Yo, Kids. Like, you know those totally awesome shows and games that you all love and revere. Well, Adventure Pals is down with the times and it aims to prove this at every turn. From well done, subtle nods towards pop culture, to blatant references that literally spell it out, the writing and humor in the game swings on a large pendulum. Mr. B, the villain of the piece who rides around on a giant mechanical bee, dadnaps your Dad at your birthday party and it falls to you, your trusted Giraffe and pet Rock, to save him and help out the various characters along the way.
The whole thing has the vibe of modern day Cartoon Network animations, calling to mind Adventure Time, Gumball and the like in its crazy set ups, off the wall writing and wonderfully odd characters. Some of these genuinely had me laugh out loud (the travelling whale sticks out in my mind), but again, some are just a bit too cringe-inducing or trying too hard. Thankfully, all interactions are kept short, so this doesn’t become too much of an issue. Only a handful of interactions actually result in a quest, and while these all have different goals, getting down to the brass tacks, every single one plays out the same.
Levels are split up into 5 stages, all of which are fairly short and linear. Each level plays out the same way, start in one area and fight your way to the well at the end of the level that transports you to the next stage. Combat is very simple, just one attack button and various items such as bombs and shields to help you on the way.
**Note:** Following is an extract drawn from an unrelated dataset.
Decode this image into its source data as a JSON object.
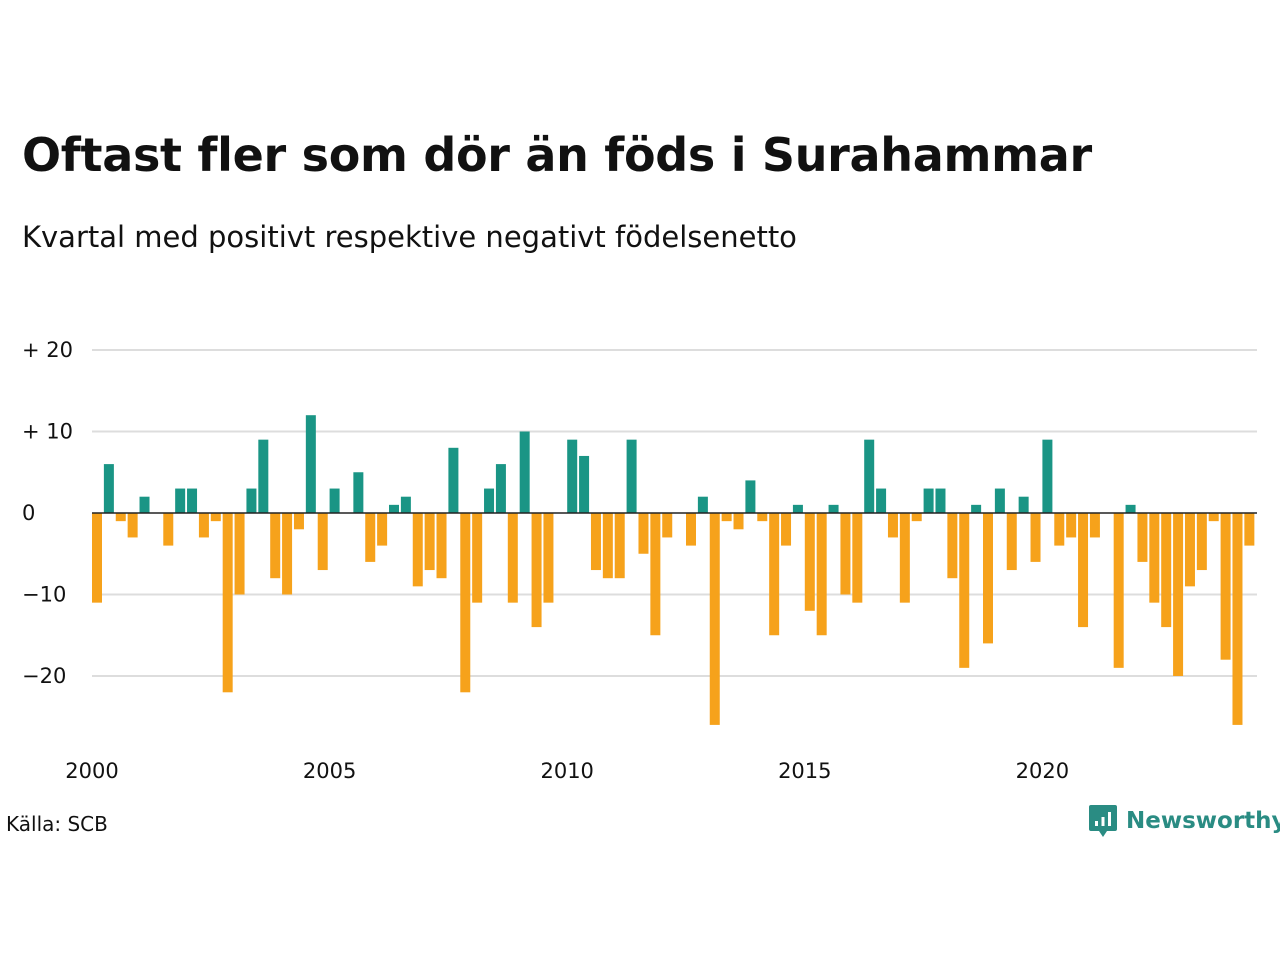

Unfortunately, it really doesn’t get any deeper than this. Enemy types are just palette-swapped across worlds, with the enemies with shields proving to be an absolute pain across the board. Usually these are mixed in with several big brutes and grunts, and you cannot damage them until the shields have been broken, leading to multiple occasions where I didn’t feel like I was doing any damage to anyone, as the shields were soaking it all up.
There’s a light leveling system in place, upon raising it you get to pick a random perk, from extra health, to allowing you to break the shields quicker, which is a must! I found the leveling to be slightly too slow however, it felt there was an age between even lower levels. Outside of the combat, it’s a fairly straightforward platformer. Wall jumps, traps to avoid and using your giraffes tongue to slowly hover back to the ground (as the devs put it: Giraffe. Helicopter. Tongue. – is the order of the day). If it wasn’t for the colorful visuals and somewhat catchy music, this could be just any other platformer from recent years. It’s certainly fun enough, but nothing really stands out from a gameplay perspective.
On your way to the transport well at the end of each level, there is a cupcake and sticker for your book hidden off the beaten path. By and large these aren’t too hard to find, often coming to a fork in the path and it simply being a case of guessing which way leads out, and which has the hidden collectibles. Later levels occasionally require some light puzzle solving or backtracking, but I managed to come across most of the ones I found just through playing naturally. Cupcakes allow you to get different hats for your character and pet rock, but these offer no practical use, meaning that I soon lost interest in hunting them down.
Each level ends with you collecting a rubie, and generally 5 of these are required to progress the story along. There’s a slight knowing nod when yet another character asks you to collect them 5 rubies, the whole game seemingly nudging your arm and winking at you. Collecting these doesn’t take too long, and getting past the repetitive combat, the game is a fun way to spend a few hours. It would have been nice if there was more to do, as it is each level pretty much plays the same, and once the allure of finding the collectibles wore off, it just highlighted the repetitive nature that much more.
Between the art style, the core gameplay and the humor that lands, there’s a lot of fun to be had here. It’s a little too heavy handed on the in-jokes and references at times, undermining the successes elsewhere. The lack of enemy variety and the world level layouts hurt this the most, but overall, the game is well deserving of your time.
This game was tested and reviewed on Xbox One. All of the opinions and insights here are subject to that version.